Transparency International report warns of corruption risks in Czech arms trade

Filip Pospisil, foto: Pavla Horakova

A report published last week by the Working Group on Arms Trade Control — a non-governmental team of experts led by the Czech branch of the global corruption watchdog Transparency International — points to a number of "risk factors" in Czech legislation and oversight which leave this country's arms trade open to corruption.

Filip Pospisil,  foto: Pavla Horakova
Filip Pospisil is the Working Group's expert on arms trade control.

"This report highlights, according to our opinion, the main loopholes or gaps in the institutional control over the arms trade, what we see as the main problems in this area. That is especially the Czech Act on Public Procurement because the main part of Czech arms trade is created by the military procurement for the Czech army."

The former Czechoslovakia used to be a world leader in the production and export of armaments. Since 1989, the weapons industry has declined but the Czech Republic is still a significant arms exporter.

"The Czech Republic is also an exporter of arms, especially in small arms and light weapons. In other areas of arms export there was a huge decrease, so it could be said that the Czech Republic is no longer as important a player on the world arms market. But still the shortcomings, problems or loopholes in Czech legislation concerning arms export may create really problematic situations, especially while, for instance, Czech law doesn't have sufficient mechanisms to prevent re-export of Czech arms. So it is possible for Czech arms [to be re-exported to third countries]. And there were many, let's say scandals, in recent years when Czech arms ended up in crisis areas of the world."

There have been cases in the past when Czech arms, including the infamous plastic explosive Semtex, ended up in the wrong hands, for example in countries facing United Nations' arms embargoes.

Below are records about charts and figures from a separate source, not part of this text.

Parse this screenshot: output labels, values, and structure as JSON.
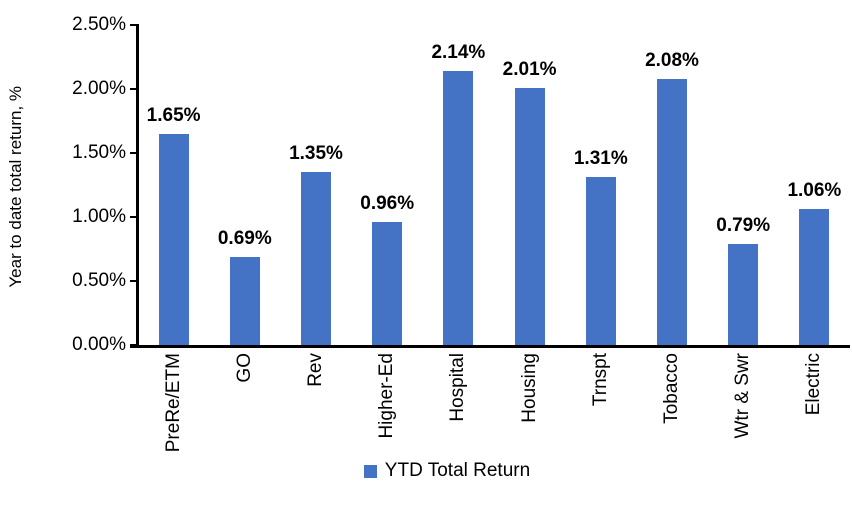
{
  "chart_data": {
    "type": "bar",
    "title": "",
    "ylabel": "Year to date total return, %",
    "xlabel": "",
    "categories": [
      "PreRe/ETM",
      "GO",
      "Rev",
      "Higher-Ed",
      "Hospital",
      "Housing",
      "Trnspt",
      "Tobacco",
      "Wtr & Swr",
      "Electric"
    ],
    "values": [
      1.65,
      0.69,
      1.35,
      0.96,
      2.14,
      2.01,
      1.31,
      2.08,
      0.79,
      1.06
    ],
    "value_labels": [
      "1.65%",
      "0.69%",
      "1.35%",
      "0.96%",
      "2.14%",
      "2.01%",
      "1.31%",
      "2.08%",
      "0.79%",
      "1.06%"
    ],
    "ylim": [
      0,
      2.5
    ],
    "ytick_values": [
      0,
      0.5,
      1.0,
      1.5,
      2.0,
      2.5
    ],
    "ytick_labels": [
      "0.00%",
      "0.50%",
      "1.00%",
      "1.50%",
      "2.00%",
      "2.50%"
    ],
    "grid": false,
    "bar_color": "#4472C4",
    "axis_color": "#000000",
    "legend_position": "bottom",
    "legend": [
      {
        "label": "YTD Total Return",
        "color": "#4472C4"
      }
    ]
  }
}
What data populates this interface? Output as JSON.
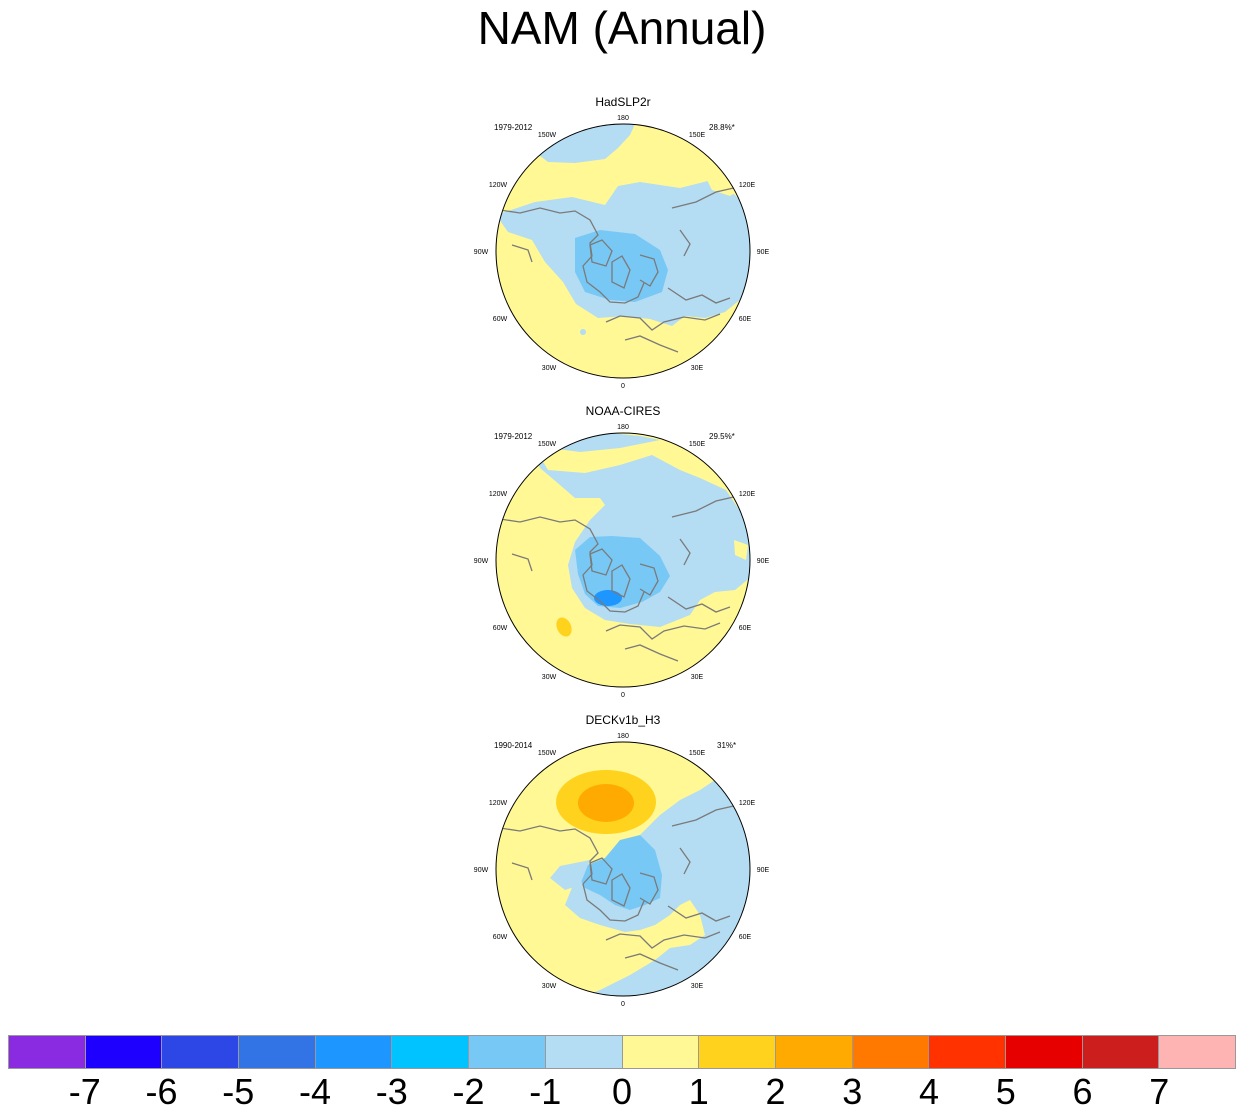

I asked Mr Pospisil of the Transparency International Working Group, to give a few examples of recent cases when Czech arms ended up in areas of conflict.

Transparency International
"In our report we mention the export of Czech light arms to Zimbabwe, Czech heavy arms to Sri Lanka, and also exports of heavy armoury to Yemen. Those trades were executed by Czech private companies that sought a licence and received the licence from the Czech authorities for those deals."

The European Union Code of Conduct on Arms Exports prohibits member states from granting export licences to sell weapons to countries where "internal oppression" exists or where the situation is highly volatile. Export licences also cannot be granted if there is a risk that the weapons sold will then be re-exported to an undesirable recipient.

"For the cases of re-export there were many reports but most of them impossible to confirm because this issue is traditionally completely surrounded by secrecy. There were scandals of the attempts to export Czech arms to Eritrea and the Democratic Republic of Congo. There again was the origin of the arms, of the surplus weapons of the Czech Army. Then it came to the Czech dealers and there was an attempt to divert those arms from the destinations that they were originally licensed for to the countries I mentioned."

The Transparency International report also warns of corruption risk factors in public procurement policy. It sees significant shortcomings in the Public Procurement Act, and points to the secrecy surrounding individual contracts and the obscurity of offsets offered by the arms producers as especially problematic.

Filip Pospisil spoke of the most notorious case in the Czech Republic in this regard: This year the government approved the lease of 14 JAS 39-Gripen supersonic fighter jets from the British-Swedish consortium of BAE-Saab but did not disclose the criteria according to which the multi-billion dollar deal had been made.

"There was a really fierce debate in the Czech Republic about the purchase of the Gripen air-fighters so we also mentioned this case [in the report] which is an example of non-transparent business and which appears to have many signs or many characteristics of a risky business that possesses the risk of corruption."

The Transparency report also points with concern to the so-called "revolving door syndrome"— cases of former high-ranking military officers "retiring" to jobs in private companies in related fields. The report also criticises deficient parliamentary control and insufficient public control over the arms trade in the Czech Republic.

The Working Group has spelt out a number of key recommendations that the report's authors say would go a long way towards combating corruption in the arms trade. Filip Pospisil again.

"As a part of our report, there is a section of conclusions and recommendations. We mention about six main steps which we would consider important for the lowering of the risk of the corruption in the arms trade in the Czech Republic. One of the most important steps is the amendment of the Public Procurement Act currently in place, which is an insufficient and bad piece of legislation. We want more transparency and simplification of the selection process for the procurement of arms. We want public access to the information on public subsidies for research and development and for the sale of arms. That might be the main important points."